Komutan, anlık bir gaflete düşerek ellerindeki gücü saldı.

Korkmuştu.

Ya o da..

"Jeongguk," diye mırıldanışını duydu Prensin, sonra kuzgun gözleri ona döndüğü gibi esmer güzelin kendisine ışıl ışıl gülümseyerek baktığını gördü, hemen ardından ise sıcak avuçları, "Ekmek gibi yanakların var." diyerek ona gizli bir sır vermiş gibi sessizce fısıldayan Prensin gözünde Komutanlık kariyerinin çakılışından sonra ilk kez, yanaklarında hissetmişti.

"Efendim." diye sormadan duramadı Jeongguk, ve içindeki korku tohumlarının, o güzel gülümseyişiyle eridiğini ve yeşerişinin durduğunu hissetti. O ışıltılı gülümseme kendisinde değişik hisler uyandırmaya devam ederken ve ekmek yanaklarındaki sıcak avuçları düşünürken burnunun ucunda kalan minik bene çarptı.

Düştü.

Hayatı boyunca, hiçbir savaşta ya da birinde bu kadar sert düştüğünü hatırlamıyordu.

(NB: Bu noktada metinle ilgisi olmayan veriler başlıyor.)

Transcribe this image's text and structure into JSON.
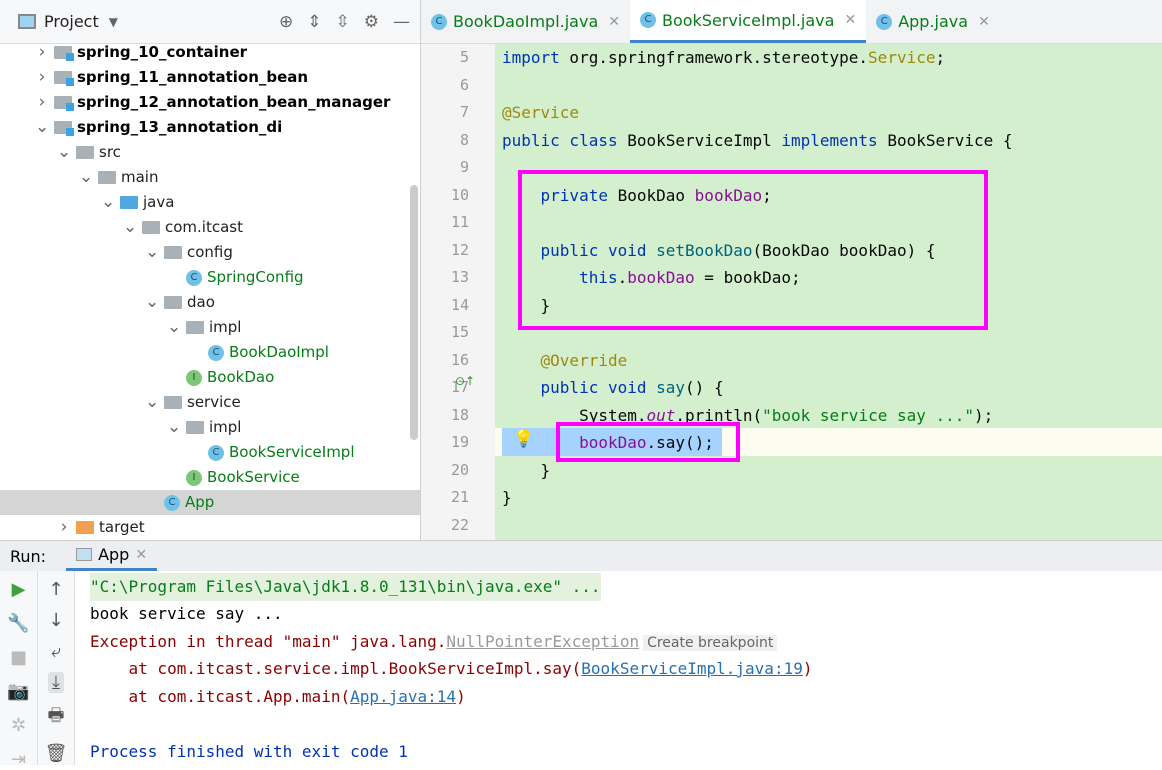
{
  "project": {
    "title": "Project",
    "tree": [
      {
        "label": "spring_10_container",
        "level": 0,
        "chev": ">",
        "icon": "module",
        "style": "bold"
      },
      {
        "label": "spring_11_annotation_bean",
        "level": 0,
        "chev": ">",
        "icon": "module",
        "style": "bold"
      },
      {
        "label": "spring_12_annotation_bean_manager",
        "level": 0,
        "chev": ">",
        "icon": "module",
        "style": "bold"
      },
      {
        "label": "spring_13_annotation_di",
        "level": 0,
        "chev": "v",
        "icon": "module",
        "style": "bold"
      },
      {
        "label": "src",
        "level": 1,
        "chev": "v",
        "icon": "folder"
      },
      {
        "label": "main",
        "level": 2,
        "chev": "v",
        "icon": "folder"
      },
      {
        "label": "java",
        "level": 3,
        "chev": "v",
        "icon": "src"
      },
      {
        "label": "com.itcast",
        "level": 4,
        "chev": "v",
        "icon": "folder"
      },
      {
        "label": "config",
        "level": 5,
        "chev": "v",
        "icon": "folder"
      },
      {
        "label": "SpringConfig",
        "level": 6,
        "chev": "",
        "icon": "class",
        "style": "green"
      },
      {
        "label": "dao",
        "level": 5,
        "chev": "v",
        "icon": "folder"
      },
      {
        "label": "impl",
        "level": 6,
        "chev": "v",
        "icon": "folder"
      },
      {
        "label": "BookDaoImpl",
        "level": 7,
        "chev": "",
        "icon": "class",
        "style": "green"
      },
      {
        "label": "BookDao",
        "level": 6,
        "chev": "",
        "icon": "interface",
        "style": "green"
      },
      {
        "label": "service",
        "level": 5,
        "chev": "v",
        "icon": "folder"
      },
      {
        "label": "impl",
        "level": 6,
        "chev": "v",
        "icon": "folder"
      },
      {
        "label": "BookServiceImpl",
        "level": 7,
        "chev": "",
        "icon": "class",
        "style": "green"
      },
      {
        "label": "BookService",
        "level": 6,
        "chev": "",
        "icon": "interface",
        "style": "green"
      },
      {
        "label": "App",
        "level": 5,
        "chev": "",
        "icon": "class",
        "style": "green",
        "selected": true
      },
      {
        "label": "target",
        "level": 1,
        "chev": ">",
        "icon": "target"
      }
    ]
  },
  "tabs": [
    {
      "label": "BookDaoImpl.java"
    },
    {
      "label": "BookServiceImpl.java",
      "active": true
    },
    {
      "label": "App.java"
    }
  ],
  "editor": {
    "lines": [
      {
        "n": "5",
        "html": "<span class='kw'>import</span> org.springframework.stereotype.<span class='an'>Service</span>;"
      },
      {
        "n": "6",
        "html": ""
      },
      {
        "n": "7",
        "html": "<span class='an'>@Service</span>"
      },
      {
        "n": "8",
        "html": "<span class='kw'>public class</span> BookServiceImpl <span class='kw'>implements</span> BookService {"
      },
      {
        "n": "9",
        "html": ""
      },
      {
        "n": "10",
        "html": "    <span class='kw'>private</span> BookDao <span class='fd'>bookDao</span>;"
      },
      {
        "n": "11",
        "html": ""
      },
      {
        "n": "12",
        "html": "    <span class='kw'>public void</span> <span class='fn'>setBookDao</span>(BookDao bookDao) {"
      },
      {
        "n": "13",
        "html": "        <span class='kw'>this</span>.<span class='fd'>bookDao</span> = bookDao;"
      },
      {
        "n": "14",
        "html": "    }"
      },
      {
        "n": "15",
        "html": ""
      },
      {
        "n": "16",
        "html": "    <span class='an'>@Override</span>"
      },
      {
        "n": "17",
        "html": "    <span class='kw'>public void</span> <span class='fn'>say</span>() {"
      },
      {
        "n": "18",
        "html": "        System.<span class='it'>out</span>.println(<span class='st'>\"book service say ...\"</span>);"
      },
      {
        "n": "19",
        "html": "        <span class='fd'>bookDao</span>.say();"
      },
      {
        "n": "20",
        "html": "    }"
      },
      {
        "n": "21",
        "html": "}"
      },
      {
        "n": "22",
        "html": ""
      }
    ]
  },
  "run": {
    "label": "Run:",
    "tab": "App",
    "console": {
      "cmd": "\"C:\\Program Files\\Java\\jdk1.8.0_131\\bin\\java.exe\" ...",
      "out": "book service say ...",
      "exc_prefix": "Exception in thread \"main\" java.lang.",
      "exc_class": "NullPointerException",
      "create_bp": "Create breakpoint",
      "at1_prefix": "    at com.itcast.service.impl.BookServiceImpl.say(",
      "at1_link": "BookServiceImpl.java:19",
      "at2_prefix": "    at com.itcast.App.main(",
      "at2_link": "App.java:14",
      "close": ")",
      "exit": "Process finished with exit code 1"
    }
  },
  "colors": {
    "highlight": "#ff00ff",
    "editor_bg": "#d3efcd"
  }
}
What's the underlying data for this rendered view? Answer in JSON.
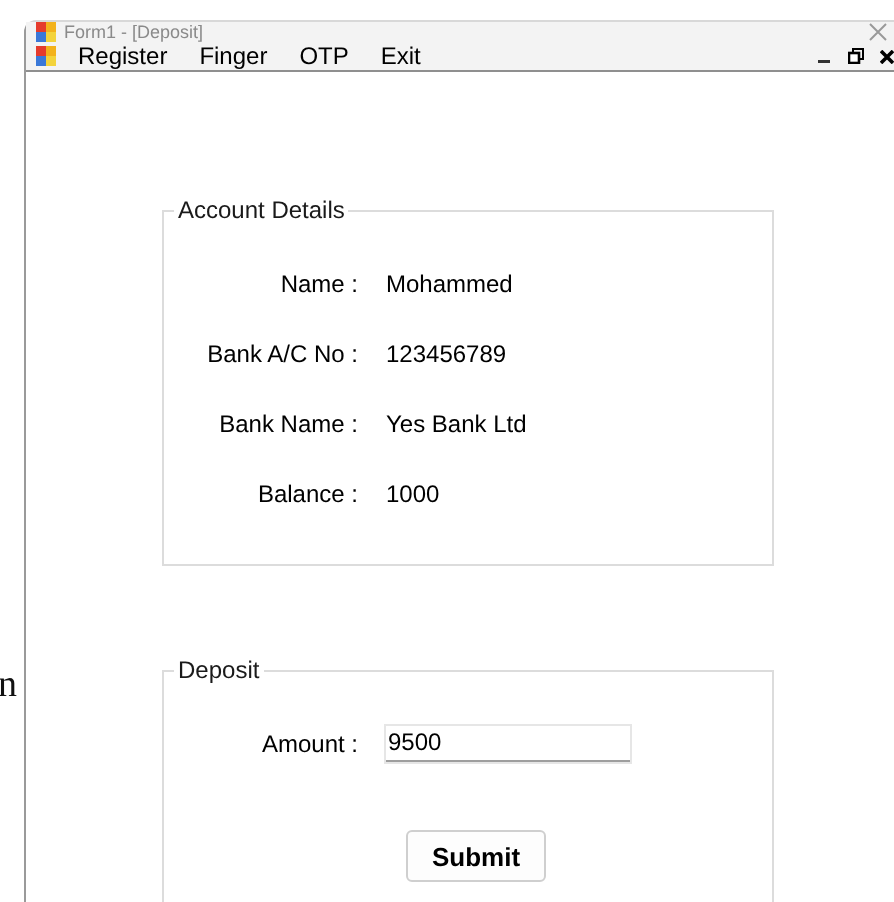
{
  "background_text": "n",
  "window": {
    "title": "Form1 - [Deposit]"
  },
  "menu": [
    {
      "label": "Register"
    },
    {
      "label": "Finger"
    },
    {
      "label": "OTP"
    },
    {
      "label": "Exit"
    }
  ],
  "account_details": {
    "title": "Account Details",
    "fields": [
      {
        "label": "Name :",
        "value": "Mohammed"
      },
      {
        "label": "Bank A/C No :",
        "value": "123456789"
      },
      {
        "label": "Bank Name :",
        "value": "Yes Bank Ltd"
      },
      {
        "label": "Balance :",
        "value": "1000"
      }
    ]
  },
  "deposit": {
    "title": "Deposit",
    "amount_label": "Amount :",
    "amount_value": "9500",
    "submit": "Submit"
  }
}
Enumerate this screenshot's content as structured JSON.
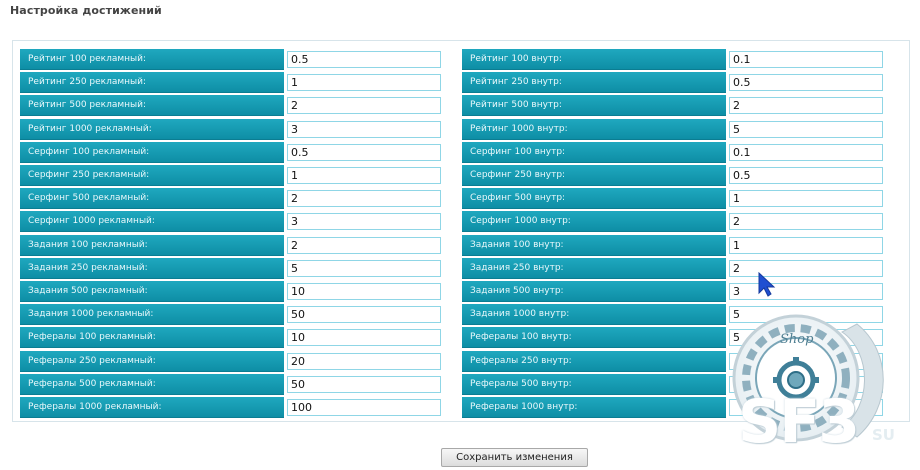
{
  "page": {
    "title": "Настройка достижений"
  },
  "left_fields": [
    {
      "label": "Рейтинг 100 рекламный:",
      "value": "0.5"
    },
    {
      "label": "Рейтинг 250 рекламный:",
      "value": "1"
    },
    {
      "label": "Рейтинг 500 рекламный:",
      "value": "2"
    },
    {
      "label": "Рейтинг 1000 рекламный:",
      "value": "3"
    },
    {
      "label": "Серфинг 100 рекламный:",
      "value": "0.5"
    },
    {
      "label": "Серфинг 250 рекламный:",
      "value": "1"
    },
    {
      "label": "Серфинг 500 рекламный:",
      "value": "2"
    },
    {
      "label": "Серфинг 1000 рекламный:",
      "value": "3"
    },
    {
      "label": "Задания 100 рекламный:",
      "value": "2"
    },
    {
      "label": "Задания 250 рекламный:",
      "value": "5"
    },
    {
      "label": "Задания 500 рекламный:",
      "value": "10"
    },
    {
      "label": "Задания 1000 рекламный:",
      "value": "50"
    },
    {
      "label": "Рефералы 100 рекламный:",
      "value": "10"
    },
    {
      "label": "Рефералы 250 рекламный:",
      "value": "20"
    },
    {
      "label": "Рефералы 500 рекламный:",
      "value": "50"
    },
    {
      "label": "Рефералы 1000 рекламный:",
      "value": "100"
    }
  ],
  "right_fields": [
    {
      "label": "Рейтинг 100 внутр:",
      "value": "0.1"
    },
    {
      "label": "Рейтинг 250 внутр:",
      "value": "0.5"
    },
    {
      "label": "Рейтинг 500 внутр:",
      "value": "2"
    },
    {
      "label": "Рейтинг 1000 внутр:",
      "value": "5"
    },
    {
      "label": "Серфинг 100 внутр:",
      "value": "0.1"
    },
    {
      "label": "Серфинг 250 внутр:",
      "value": "0.5"
    },
    {
      "label": "Серфинг 500 внутр:",
      "value": "1"
    },
    {
      "label": "Серфинг 1000 внутр:",
      "value": "2"
    },
    {
      "label": "Задания 100 внутр:",
      "value": "1"
    },
    {
      "label": "Задания 250 внутр:",
      "value": "2"
    },
    {
      "label": "Задания 500 внутр:",
      "value": "3"
    },
    {
      "label": "Задания 1000 внутр:",
      "value": "5"
    },
    {
      "label": "Рефералы 100 внутр:",
      "value": "5"
    },
    {
      "label": "Рефералы 250 внутр:",
      "value": ""
    },
    {
      "label": "Рефералы 500 внутр:",
      "value": ""
    },
    {
      "label": "Рефералы 1000 внутр:",
      "value": ""
    }
  ],
  "actions": {
    "save_label": "Сохранить изменения"
  },
  "watermark": {
    "shop_text": "Shop",
    "brand_text": "SF3",
    "tld_text": "SU",
    "icon": "gear-logo-icon"
  },
  "colors": {
    "label_bg": "#1296ad",
    "input_border": "#8fd6e6",
    "accent_cursor": "#1f4fd1"
  }
}
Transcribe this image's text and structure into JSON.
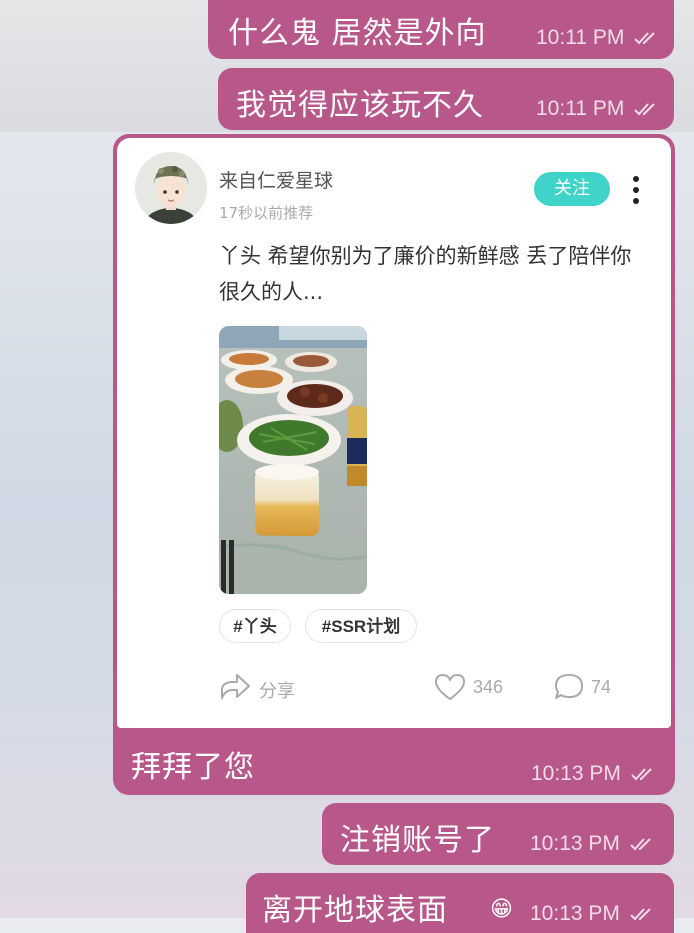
{
  "messages": [
    {
      "text": "什么鬼 居然是外向",
      "time": "10:11 PM"
    },
    {
      "text": "我觉得应该玩不久",
      "time": "10:11 PM"
    },
    {
      "text": "拜拜了您",
      "time": "10:13 PM"
    },
    {
      "text": "注销账号了",
      "time": "10:13 PM"
    },
    {
      "text": "离开地球表面",
      "emoji": "😁",
      "time": "10:13 PM"
    }
  ],
  "post": {
    "author": "来自仁爱星球",
    "time_ago": "17秒以前推荐",
    "follow_label": "关注",
    "text": "丫头 希望你别为了廉价的新鲜感 丢了陪伴你很久的人...",
    "tags": [
      "#丫头",
      "#SSR计划"
    ],
    "share_label": "分享",
    "like_count": "346",
    "comment_count": "74"
  },
  "colors": {
    "bubble": "#b8588a",
    "follow": "#3fd3c9"
  },
  "icons": [
    "double-check-icon",
    "more-vertical-icon",
    "share-icon",
    "heart-icon",
    "comment-icon"
  ]
}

"Ben, senden çok etkileniyorum."

Senden çok etkileniyorum.

Senden etkileniyorum.

"Ne?"

Prens, söylediği şeyi fark ettiği gibi yüzündeki ışıltıyı soldurarak kendini nefessiz bıraktı ve birkaç saniye boyunca söylediği şeyi tarttı. Gerçekten, ne? Ellerini Jeongguk'un ekmek yanaklarından çektiği gibi kendi ağzına kapatırken gözleri doldu.

Fazla erkendi, söylemek için.

Rüyalarında gördüğü şeylerin altıncı kez de gerçekleştiğini gördükten sonra elleri altındaki dudaklarını sertçe dişlemeye başladı.